Mentiras. Paisajes tentativos
Juan Rafael Coronel Rivera
curated by Alejandro Castellanos
Thursday April 20 - Saturday May 31, 2023
Juan Rafael Coronel Rivera, Poyauhtecatl, 1995 - 2022, 40.6 x 50.8 cm / 16 x 20” (paper), 43 x 56 cm / 16.9 x 22” (frame), Ed. 1/5 + 2 AP, Signed and numbered by the artist.
METÁFORA DE LA MONTAÑA
“In this see that” is Octavio Paz's invitation to look at the world poetically. It is convenient to appreciate in this way the photographs of Juan Rafael Coronel Rivera, whose creative system is based on an idealism that combines times and visions; that is, ways of understanding the world as a set of elements related to each other by the imagination, by the transposition of references from one place to another, from one object to another, from one form to another, from one story to another, from one language to another and from one image to another.
The small mounds that the masons make to place and join sand, cement, or stones – humble ephemeral components of the construction process – have served Coronel Rivera as a reference for another motif: the mountain, one of the keys to the pictorial genre of the landscape and an element geographic that is a sign and a myth.
However, Coronel Rivera's images are not paintings since they have not been elaborated following the tradition that, for Western culture, began between the 18th and 19th centuries, when European artists constantly represented mountainous landscapes. Instead, Coronel Rivera's imaginary comes from another place, from the mythical representations of the ancient cultures that inhabited the current Mexican territory that today, unconsciously, return to the memory of the builders when they make their small mounds with which they will later form houses or buildings.
The iconography of Juan Rafael Coronel Rivera originates in a very precise stage of photography that arose in the eighties of the last century, when documentary rhetoric was questioned by experimentation with the medium, generating new ways of thinking about images. Coronel Rivera’s mountains allude to a complex mental process developed by authors such as Laura Cohen or Gerardo Suter -whom Coronel Rivera appreciates as references in his beginnings in the complex art of photography-who went beyond the usual practice of photography, creating allegories when still he associated realism with truth and fiction with lies.

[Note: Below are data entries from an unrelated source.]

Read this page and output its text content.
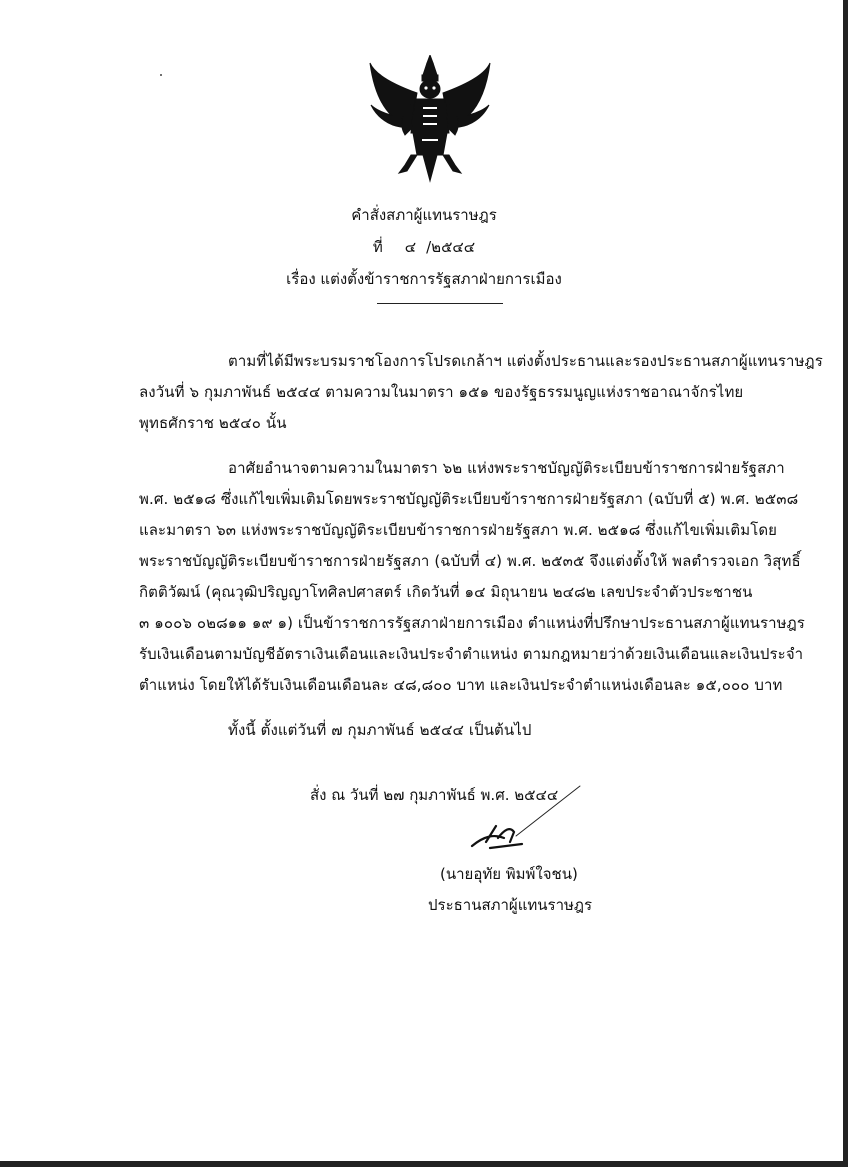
คำสั่งสภาผู้แทนราษฎร
ที่ ๔ /๒๕๔๔
เรื่อง แต่งตั้งข้าราชการรัฐสภาฝ่ายการเมือง
ตามที่ได้มีพระบรมราชโองการโปรดเกล้าฯ แต่งตั้งประธานและรองประธานสภาผู้แทนราษฎร
ลงวันที่ ๖ กุมภาพันธ์ ๒๕๔๔ ตามความในมาตรา ๑๕๑ ของรัฐธรรมนูญแห่งราชอาณาจักรไทย
พุทธศักราช ๒๕๔๐ นั้น
อาศัยอำนาจตามความในมาตรา ๖๒ แห่งพระราชบัญญัติระเบียบข้าราชการฝ่ายรัฐสภา
พ.ศ. ๒๕๑๘ ซึ่งแก้ไขเพิ่มเติมโดยพระราชบัญญัติระเบียบข้าราชการฝ่ายรัฐสภา (ฉบับที่ ๕) พ.ศ. ๒๕๓๘
และมาตรา ๖๓ แห่งพระราชบัญญัติระเบียบข้าราชการฝ่ายรัฐสภา พ.ศ. ๒๕๑๘ ซึ่งแก้ไขเพิ่มเติมโดย
พระราชบัญญัติระเบียบข้าราชการฝ่ายรัฐสภา (ฉบับที่ ๔) พ.ศ. ๒๕๓๕ จึงแต่งตั้งให้ พลตำรวจเอก วิสุทธิ์
กิตติวัฒน์ (คุณวุฒิปริญญาโทศิลปศาสตร์ เกิดวันที่ ๑๔ มิถุนายน ๒๔๘๒ เลขประจำตัวประชาชน
๓ ๑๐๐๖ ๐๒๘๑๑ ๑๙ ๑) เป็นข้าราชการรัฐสภาฝ่ายการเมือง ตำแหน่งที่ปรึกษาประธานสภาผู้แทนราษฎร
รับเงินเดือนตามบัญชีอัตราเงินเดือนและเงินประจำตำแหน่ง ตามกฎหมายว่าด้วยเงินเดือนและเงินประจำ
ตำแหน่ง โดยให้ได้รับเงินเดือนเดือนละ ๔๘,๘๐๐ บาท และเงินประจำตำแหน่งเดือนละ ๑๕,๐๐๐ บาท
ทั้งนี้ ตั้งแต่วันที่ ๗ กุมภาพันธ์ ๒๕๔๔ เป็นต้นไป
สั่ง ณ วันที่ ๒๗ กุมภาพันธ์ พ.ศ. ๒๕๔๔
(นายอุทัย พิมพ์ใจชน)
ประธานสภาผู้แทนราษฎร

The photographic "lie" of Coronel Rivera, however, does not have the negative connotation that moralists apply to the medium (and which is still the basis of documentary film today), but rather how the sandy hills allow us to see what is beyond their image; that is, the metaphor of the mountain. “Mentiri," the Latin word from which the word "lie" comes, alludes to a conscious mental elaboration more complicated than the truth and, in the case of the series of Paisajes tentativos elaborated by Coronel Rivera, leads us to imagine not only his narrative but to create their own and to produce, from the memory of the myths associated with the mountain, new ways of thinking about what has been seen.
Together with two series presented in previous exhibitions (“Rituales atmósferas,” in 2000, and “Ce Acatl: cuando las piedras hablaron,” in 2005), “Mentiras. Paisajes tentativos” form a trilogy that ratifies Coronel Rivera's ability to capture the energy of constructive and architectural elements, transforming them into images where we can identify the signs he looks at as he wanders like the attentive flaneur he is. Furthermore, the immediacy of photography has enabled him to vividly capture the immense visual power of stone, that primordial, almost invisible element of such everyday life that exists in our environment.
Based on this component, the Mesoamerican civilizations built their most incredible legacy: the sacred cities where they dialogued with their gods. Coronel Rivera's "false" mountains refer us to the symbolic geography of the inverted cone that is Mexico, to its innumerable mountains, also false, in the shape of a pyramid, elaborated to look at the cosmos and recycle life.
Paul Westheim observed that the Mesoamerican pyramids, unlike those built in other parts of the world, have a horizontal alignment that roots them to the earth and gives them a narrative character consistent with that state. The photographs of Juan Rafael Coronel Rivera share this quality since they generate a visual space that can be seen as a complementary story to his literary and critical production. The metaphors of his poetry, stories, and essays on art are the parallel version of his iconographic work. The word and the gaze thus combine an actual work, a cornerstone on the horizon of contemporary Mexican culture.